Saturday, December 05, 2009

Crime Punishment - Compassion Treatment

The trial in the Italian courts following the tragic murder in Perugia of the British exchange student Meredith Kercher and the verdicts and sentencing announced yesterday, bring to the fore how uninspired, uncivilised and primitive even, man's official treatment of his fellow man and woman remains quite apart from individuals' personal treatment of their neighbours. The State should lead its citizens in answering fundamental questions that arise from our all sharing this planet with our fellows and not necessarily simply follow individuals' basic if not base, feelings.

Undoubtedly Meredith was killed in the prime of her life and her relatives and friends will be grieving profoundly for her loss, for the whole of the remainder of their lives. Amanda knox was sentenced to serve 26 years in jail. Irrespective of the issue of 'guilt' at least that sentence is not as primitive as that of answering killing with death, still practised in some American and Arabian states.

Relevant extracts from the Independent newspaper today read:



Knox, distraught and sobbing, was led out of the courtroom by a prison guard on each arm as her family watched, stunned. Her sister Deanna's cries echoed in the courtroom, where two of the women jurors and a number of family friends also wept.
AND



The Kercher family, accompanied by the attaché to the British embassy in Rome and aided by an interpreter, also comforted one another and wiped their eyes. John Kercher, Meredith's father, hugged prosecutor Giuliano Mignini... Arline Kercher looked directly at Sollecito and Knox as they were led in and out of the courtroom. The police officers who investigated Kercher's death also shook hands with family members after the announcement. The Kerchers will be holding a press conference today to make an official comment.


These illustrate 'the eye for an eye' Old Testament approach still generally followed by legal systems just as in anarcichal states, the world over. Surely we can and must do better than that? Even those who do not espouse Christian values - and Italy is the historic second cradle of Christianity - must see the wisdom of looking beyond the starkness of the effects of actions which in this case included the horrible death, to the reasons for them and the state of mind health and circumstances of all those said to be involved? What good is going to be done by locking up a girl for all that time even assuming guilt? Where are the sentencing reports? What is her mental state? Rehabilitation issues?

The victims relatives' grief and their reported concerns for retribution are really understandable but should such subjective even so profound emotions and feelings determine the outcomes of criminal sentencing?

More dispassionate decision taking as regards sentencing especially, should be made when the hue and cry of the verdict has abated. Is the jury system really still adequate for C21? I think not.

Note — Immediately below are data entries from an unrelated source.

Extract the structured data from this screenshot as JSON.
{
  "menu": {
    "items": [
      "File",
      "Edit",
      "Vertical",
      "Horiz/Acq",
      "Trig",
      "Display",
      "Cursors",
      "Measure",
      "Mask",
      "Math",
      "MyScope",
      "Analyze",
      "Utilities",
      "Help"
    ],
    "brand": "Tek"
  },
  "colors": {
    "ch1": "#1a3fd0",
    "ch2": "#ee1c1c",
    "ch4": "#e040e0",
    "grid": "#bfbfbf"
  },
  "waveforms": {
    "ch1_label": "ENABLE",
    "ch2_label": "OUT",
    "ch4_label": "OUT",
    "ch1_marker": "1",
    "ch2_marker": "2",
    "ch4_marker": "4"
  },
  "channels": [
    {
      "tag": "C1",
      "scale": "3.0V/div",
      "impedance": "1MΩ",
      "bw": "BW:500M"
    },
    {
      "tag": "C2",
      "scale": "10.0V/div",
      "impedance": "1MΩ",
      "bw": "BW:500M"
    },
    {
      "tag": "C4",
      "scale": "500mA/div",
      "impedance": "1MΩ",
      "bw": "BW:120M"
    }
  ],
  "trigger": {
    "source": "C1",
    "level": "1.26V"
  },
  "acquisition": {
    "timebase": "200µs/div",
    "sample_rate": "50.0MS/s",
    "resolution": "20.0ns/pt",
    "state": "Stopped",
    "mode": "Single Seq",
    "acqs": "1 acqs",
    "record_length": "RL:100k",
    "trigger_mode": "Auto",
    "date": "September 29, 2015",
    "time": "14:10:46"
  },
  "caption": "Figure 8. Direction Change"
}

I would like to see sentencing reports include input from theologians and others, weighing the factors such as deterence, retribution and punishment, with those of the benefits to society and individuals of attempts at forgiveness reconciliation health and healing.

1 comment:

  1. I think your exposition is eminently clear and fair, Jerry. The whole point of the law is to take the passion out of what would otherwise become trial by lynch mob.
    I was sobered to read that 60% of the world's population live in countries where the death penalty is still applied, their numbers including the USA, China, Japan, Singapore, India and Indonesia.